Studying Hospitality Management

The Greek word xenia, which means “guest friendship,” is used to describe hospitality. It’s all about making guests feel at home in restaurants, hotels, casinos, and tourist attractions when it comes to hospitality management.

Catering, event planning, food safety and sales and marketing in the hospitality industry are among the many topics covered in college courses on the hospitality and tourism industries. In some college hospitality degree programs, students can specialize in resort management, hotel financial management, hospitality entrepreneurship, and digital marketing for the tourism industry.

Hospitality management studies have an academic component but hands-on work experience is essential for learning the skills necessary to succeed in this industry. Internships and other on-the-the-job training are likely if you choose to pursue a degree in hospitality management.

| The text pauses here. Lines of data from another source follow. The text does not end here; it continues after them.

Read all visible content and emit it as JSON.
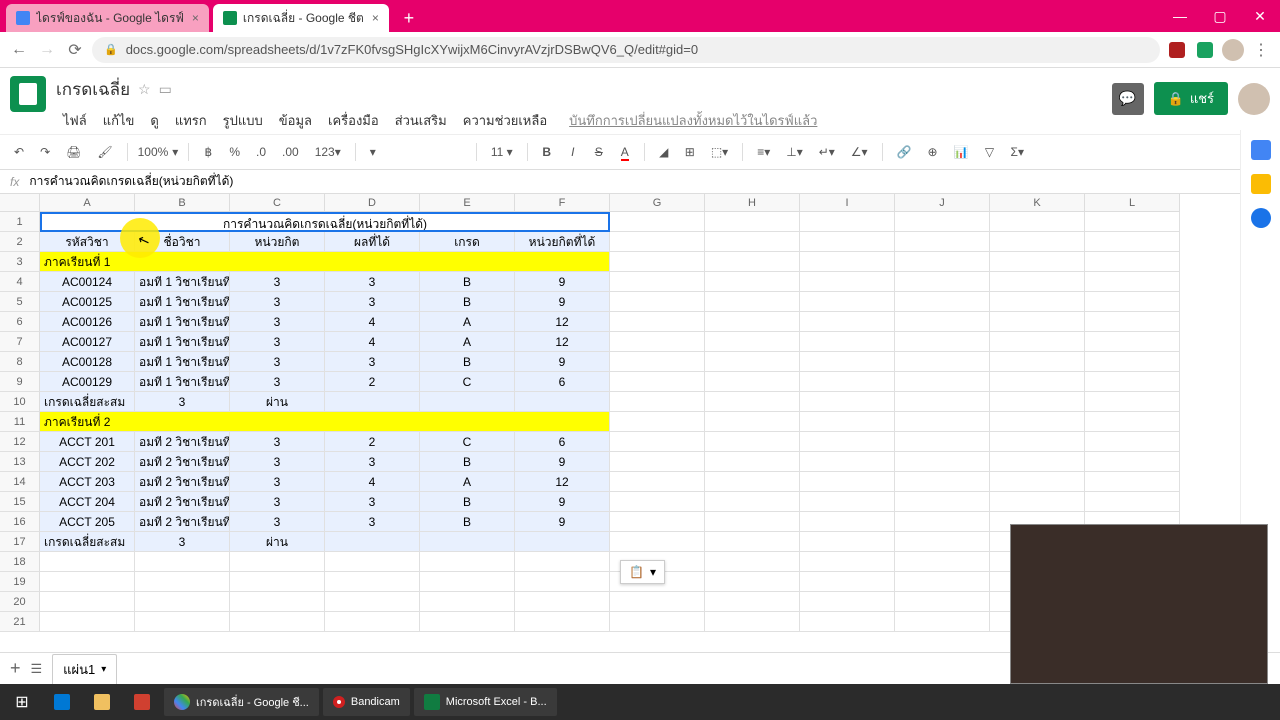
{
  "tabs": [
    {
      "title": "ไดรฟ์ของฉัน - Google ไดรฟ์"
    },
    {
      "title": "เกรดเฉลี่ย - Google ชีต"
    }
  ],
  "url": "docs.google.com/spreadsheets/d/1v7zFK0fvsgSHgIcXYwijxM6CinvyrAVzjrDSBwQV6_Q/edit#gid=0",
  "doc": {
    "title": "เกรดเฉลี่ย"
  },
  "menu": {
    "file": "ไฟล์",
    "edit": "แก้ไข",
    "view": "ดู",
    "insert": "แทรก",
    "format": "รูปแบบ",
    "data": "ข้อมูล",
    "tools": "เครื่องมือ",
    "addons": "ส่วนเสริม",
    "help": "ความช่วยเหลือ",
    "saved": "บันทึกการเปลี่ยนแปลงทั้งหมดไว้ในไดรฟ์แล้ว"
  },
  "share": "แชร์",
  "toolbar": {
    "zoom": "100%",
    "font_size": "11",
    "currency": "฿",
    "percent": "%",
    "dec0": ".0",
    "dec00": ".00",
    "num": "123"
  },
  "fx": "การคำนวณคิดเกรดเฉลี่ย(หน่วยกิตที่ได้)",
  "cols": [
    "A",
    "B",
    "C",
    "D",
    "E",
    "F",
    "G",
    "H",
    "I",
    "J",
    "K",
    "L"
  ],
  "title_row": "การคำนวณคิดเกรดเฉลี่ย(หน่วยกิตที่ได้)",
  "headers": {
    "a": "รหัสวิชา",
    "b": "ชื่อวิชา",
    "c": "หน่วยกิต",
    "d": "ผลที่ได้",
    "e": "เกรด",
    "f": "หน่วยกิตที่ได้"
  },
  "sem1": "ภาคเรียนที่ 1",
  "sem2": "ภาคเรียนที่ 2",
  "sum_label": "เกรดเฉลี่ยสะสม",
  "pass": "ผ่าน",
  "rows1": [
    {
      "a": "AC00124",
      "b": "อมที 1 วิชาเรียนที",
      "c": "3",
      "d": "3",
      "e": "B",
      "f": "9"
    },
    {
      "a": "AC00125",
      "b": "อมที 1 วิชาเรียนที",
      "c": "3",
      "d": "3",
      "e": "B",
      "f": "9"
    },
    {
      "a": "AC00126",
      "b": "อมที 1 วิชาเรียนที",
      "c": "3",
      "d": "4",
      "e": "A",
      "f": "12"
    },
    {
      "a": "AC00127",
      "b": "อมที 1 วิชาเรียนที",
      "c": "3",
      "d": "4",
      "e": "A",
      "f": "12"
    },
    {
      "a": "AC00128",
      "b": "อมที 1 วิชาเรียนที",
      "c": "3",
      "d": "3",
      "e": "B",
      "f": "9"
    },
    {
      "a": "AC00129",
      "b": "อมที 1 วิชาเรียนที",
      "c": "3",
      "d": "2",
      "e": "C",
      "f": "6"
    }
  ],
  "sum1": {
    "b": "3",
    "c": "ผ่าน"
  },
  "rows2": [
    {
      "a": "ACCT 201",
      "b": "อมที 2 วิชาเรียนที",
      "c": "3",
      "d": "2",
      "e": "C",
      "f": "6"
    },
    {
      "a": "ACCT 202",
      "b": "อมที 2 วิชาเรียนที",
      "c": "3",
      "d": "3",
      "e": "B",
      "f": "9"
    },
    {
      "a": "ACCT 203",
      "b": "อมที 2 วิชาเรียนที",
      "c": "3",
      "d": "4",
      "e": "A",
      "f": "12"
    },
    {
      "a": "ACCT 204",
      "b": "อมที 2 วิชาเรียนที",
      "c": "3",
      "d": "3",
      "e": "B",
      "f": "9"
    },
    {
      "a": "ACCT 205",
      "b": "อมที 2 วิชาเรียนที",
      "c": "3",
      "d": "3",
      "e": "B",
      "f": "9"
    }
  ],
  "sum2": {
    "b": "3",
    "c": "ผ่าน"
  },
  "sheet": "แผ่น1",
  "task": {
    "chrome": "เกรดเฉลี่ย - Google ชี...",
    "bandicam": "Bandicam",
    "excel": "Microsoft Excel - B..."
  }
}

Managing a hotel, restaurant, resort, or other tourism business has a wide range of duties and responsibilities. Your business and management skills must be broad enough to include not only your expertise in the hospitality industry but also your knowledge of the food service, lodging, and tourism development sectors.

Getting a solid grounding in subjects like financial accounting, human resources management, marketing, and managerial and leadership styles is an important part of a career in hospitality.

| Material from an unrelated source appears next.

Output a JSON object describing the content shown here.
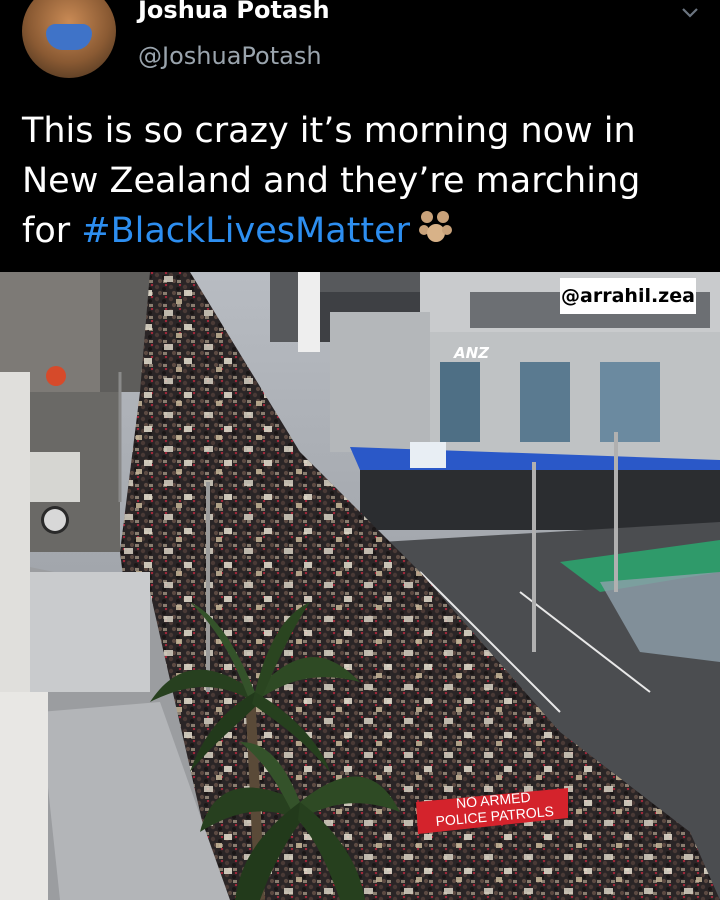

The majority of hospitality management professionals don’t go on to pursue advanced degrees in the field. More than two-thirds of lodging managers and nearly half of event planners have bachelor’s degrees. Most food service managers do not have a college education.

Having a job in the hospitality industry

Describe your experience as a manager in the hospitality industry. If you’re a restaurant manager vs. a lodging manager vs. an event organizer, there’s a lot to like about your job. There are always new challenges to solve and exciting changes to pursue in the hospitality industry, making it a great career path for those who get bored of doing the same thing every day.

Is it surprising that when you’re working to make others feel welcome and at ease, it’s difficult to find yourself feeling a strong sense of satisfaction? According to Entrepreneur, the hospitality industry is among the happiest.

Every aspect of a hospitality management company’s operations may fall under your purview. Guest complaints, new programs and initiatives to make guests feel welcome, and recruiting and training employees are all part of the job description.

Working in hospitality management can mean many different things depending on your role and the company you work for.

It’s your job to keep track of the food and beverage ingredients that chefs need to make their dishes, as well as make sure that your staff adheres to food safety and sanitation policies. These aren’t the priorities of hotel managers, who are more concerned with overseeing housekeeping, upgrading the hotel’s decor, and providing guest services and programs.

Both types of managers, on the other hand, have more general administrative responsibilities, such as hiring employees, scheduling shifts, managing expenses and budgets, and responding to any questions or issues that guests may have.

When working for a small business, you can expect a wider range of responsibilities. Revenue managers and front-office managers in hotel management, for example, are more likely to have specialized leadership roles in larger companies, such as catering and kitchen managers in restaurants.

While some hospitality management professionals prefer to specialize in a single aspect of the business, others relish the opportunity to wear many different hats as generalists.

However, there is no industry that is completely faultless. An additional disadvantage of working in the hospitality industry is the need to commute or live near an area with a thriving tourism industry.